S: Was this comic spawned more under the auspices of showing off the repressed nature of Victorian female sexuality or more just about the (robot) sex?
JF: There’s a lot of both. I had a lot of influences for it, but reading about the whole “hysteria” thing–you’ve heard about the whole hysteria thing, right?
S: Oh, yeah. [ED NOTE: The root of the word hysteria lies in a psuedo-medical condition that Victorian physicians would diagnose women as having. The symptoms were basically “being horny," and the cure was to go to the doctor and undergo “treatment,” which was essentially the Victorian equivalent of a vibrator.]
JF: They thought that … the divide was so weird. For men they just thought, “Well, men can’t help it. They just have to go to prostitutes. They just have to.”
JF: With women they were like, “This must be a disease. Women don’t like this.”
S: Is that where Chester came from?
JF: I was definitely interested–it wasn’t like I read something and said “Oh I am definitely making a comic about THIS.” I had just a lot of stuff in my brain and I was just like… I was also thinking, like, I watch a lot of anime, read a lot of manga… there’s always, like, lady robots that are perfect lady robots, and I was like, “I wanna make a guy robot for a change”.
We went on a brief tangent here about my education in Victorian studies and the appendage added to Chester in the middle of the book, and some stuff about websites. It wasn’t too relevant, and when it was, it was actually somewhat spoiler-y, so I decided to leave it out.
S: So the book was always conceived of as silent? I really liked that–it’s a really international book.
JF: I wasn’t even thinking about that. After I made it, I thought, “Oh yeah, anyone can read this!”
S: Is the story complete, now? Is Chester 5000 the final word?
JF: That story is done, but I am working on another story that is sort of a prequel, though I am not sure I want to call it that. I also have an autobiographical work I am working on.
S: I noticed you also do children’s work?
JF: I used to, yeah.
S: Truly scandalous.
JF: I have a couple of children’s books I did, but I never really did anything with them. There’s no great place to put them, I guess? I have the autobiographical thing that I update.
S: To be clear, the autobiographical comic is not the same as the prequel, right?
S: That would speak to a lot, and I only have so many pieces of paper…
JF: There’s another book coming out from Top Shelf next year that’s a lot more autobiographical. It’s got sexy things in it, but it’s much more of a memoir.

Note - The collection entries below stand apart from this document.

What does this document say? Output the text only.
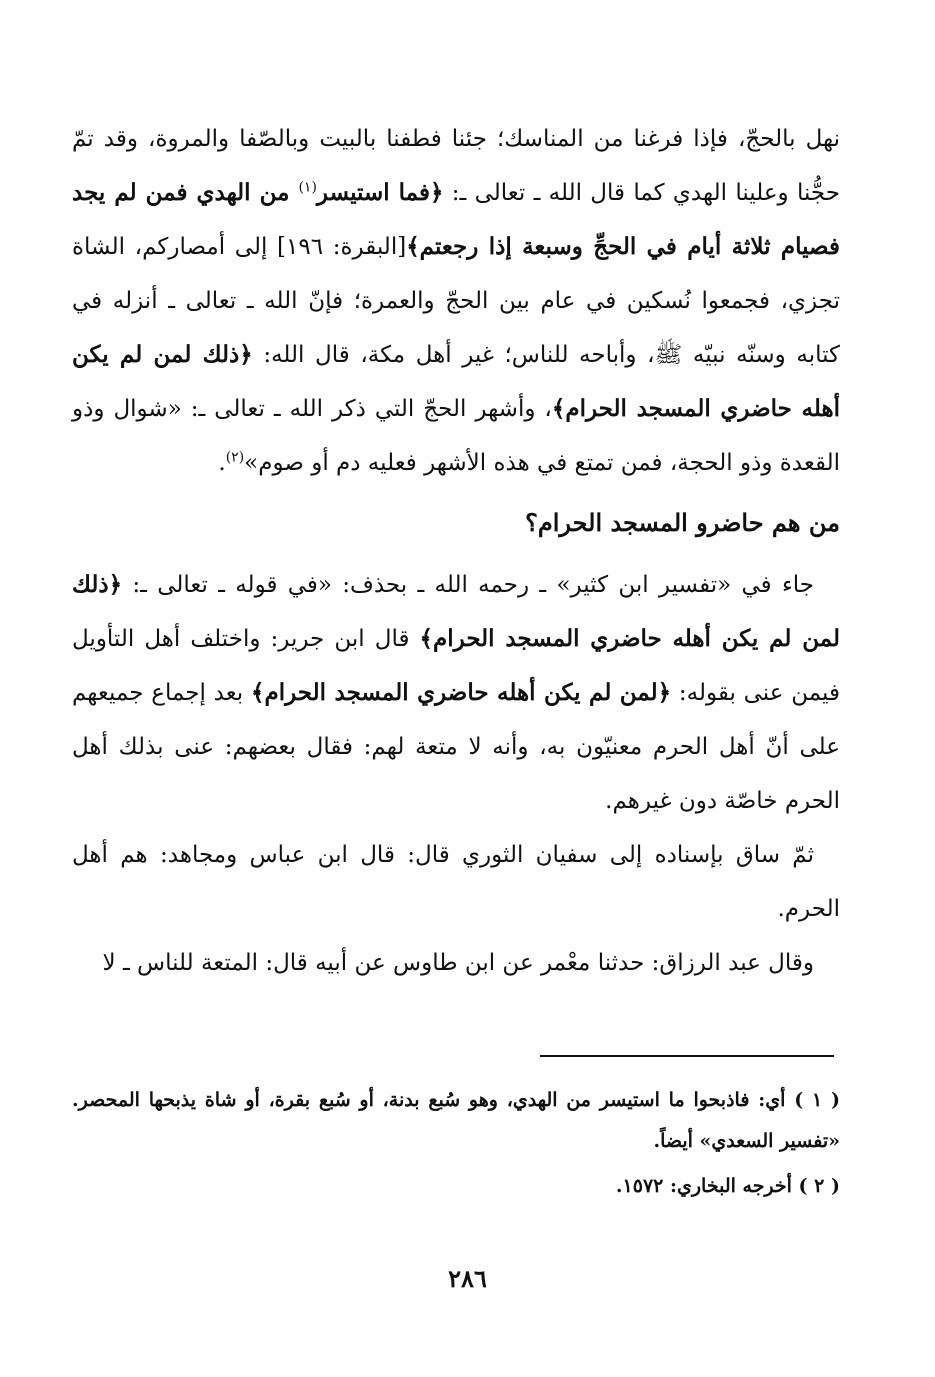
نهل بالحجّ، فإذا فرغنا من المناسك؛ جئنا فطفنا بالبيت وبالصّفا والمروة، وقد تمّ حجُّنا وعلينا الهدي كما قال الله ـ تعالى ـ: ﴿فما استيسر$^{(١)}$ من الهدي فمن لم يجد فصيام ثلاثة أيام في الحجِّ وسبعة إذا رجعتم﴾[البقرة: ١٩٦] إلى أمصاركم، الشاة تجزي، فجمعوا نُسكين في عام بين الحجّ والعمرة؛ فإنّ الله ـ تعالى ـ أنزله في كتابه وسنّه نبيّه ﷺ، وأباحه للناس؛ غير أهل مكة، قال الله: ﴿ذلك لمن لم يكن أهله حاضري المسجد الحرام﴾، وأشهر الحجّ التي ذكر الله ـ تعالى ـ: «شوال وذو القعدة وذو الحجة، فمن تمتع في هذه الأشهر فعليه دم أو صوم»$^{(٢)}$.

من هم حاضرو المسجد الحرام؟

جاء في «تفسير ابن كثير» ـ رحمه الله ـ بحذف: «في قوله ـ تعالى ـ: ﴿ذلك لمن لم يكن أهله حاضري المسجد الحرام﴾ قال ابن جرير: واختلف أهل التأويل فيمن عنى بقوله: ﴿لمن لم يكن أهله حاضري المسجد الحرام﴾ بعد إجماع جميعهم على أنّ أهل الحرم معنيّون به، وأنه لا متعة لهم: فقال بعضهم: عنى بذلك أهل الحرم خاصّة دون غيرهم.

ثمّ ساق بإسناده إلى سفيان الثوري قال: قال ابن عباس ومجاهد: هم أهل الحرم.

وقال عبد الرزاق: حدثنا معْمر عن ابن طاوس عن أبيه قال: المتعة للناس ـ لا

( ١ ) أي: فاذبحوا ما استيسر من الهدي، وهو سُبع بدنة، أو سُبع بقرة، أو شاة يذبحها المحصر. «تفسير السعدي» أيضاً.

( ٢ ) أخرجه البخاري: ١٥٧٢.

٢٨٦
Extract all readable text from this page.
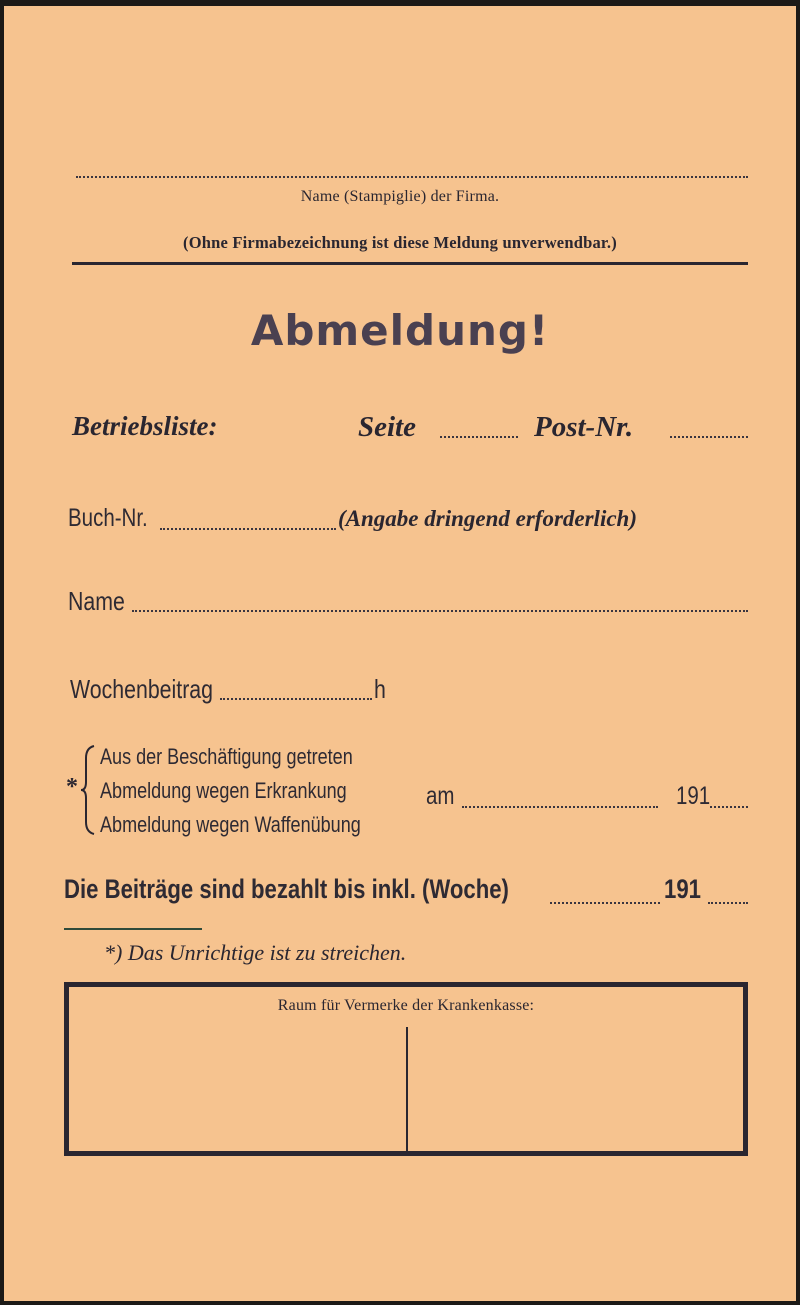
Name (Stampiglie) der Firma.
(Ohne Firmabezeichnung ist diese Meldung unverwendbar.)
Abmeldung!
Betriebsliste:	Seite	Post-Nr.
Buch-Nr.	(Angabe dringend erforderlich)
Name
Wochenbeitrag	h
*
Aus der Beschäftigung getreten
Abmeldung wegen Erkrankung
Abmeldung wegen Waffenübung
am	191
Die Beiträge sind bezahlt bis inkl. (Woche)	191
*) Das Unrichtige ist zu streichen.
Raum für Vermerke der Krankenkasse:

JF: No robots. Time Travel.
S: Ah, that explains the pants. [ED NOTE: Jess was wearing these awesomely ridiculous space pants.] One last question: What has excited or delighted you at SPX?
JF: I have yet to walk around and buy shit, so I haven’t seen much. There is always so much amazing stuff at SPX, and it’s in the middle of nowhere, so people bring so much and it’s a giant party every night. I’ll have to get back to you.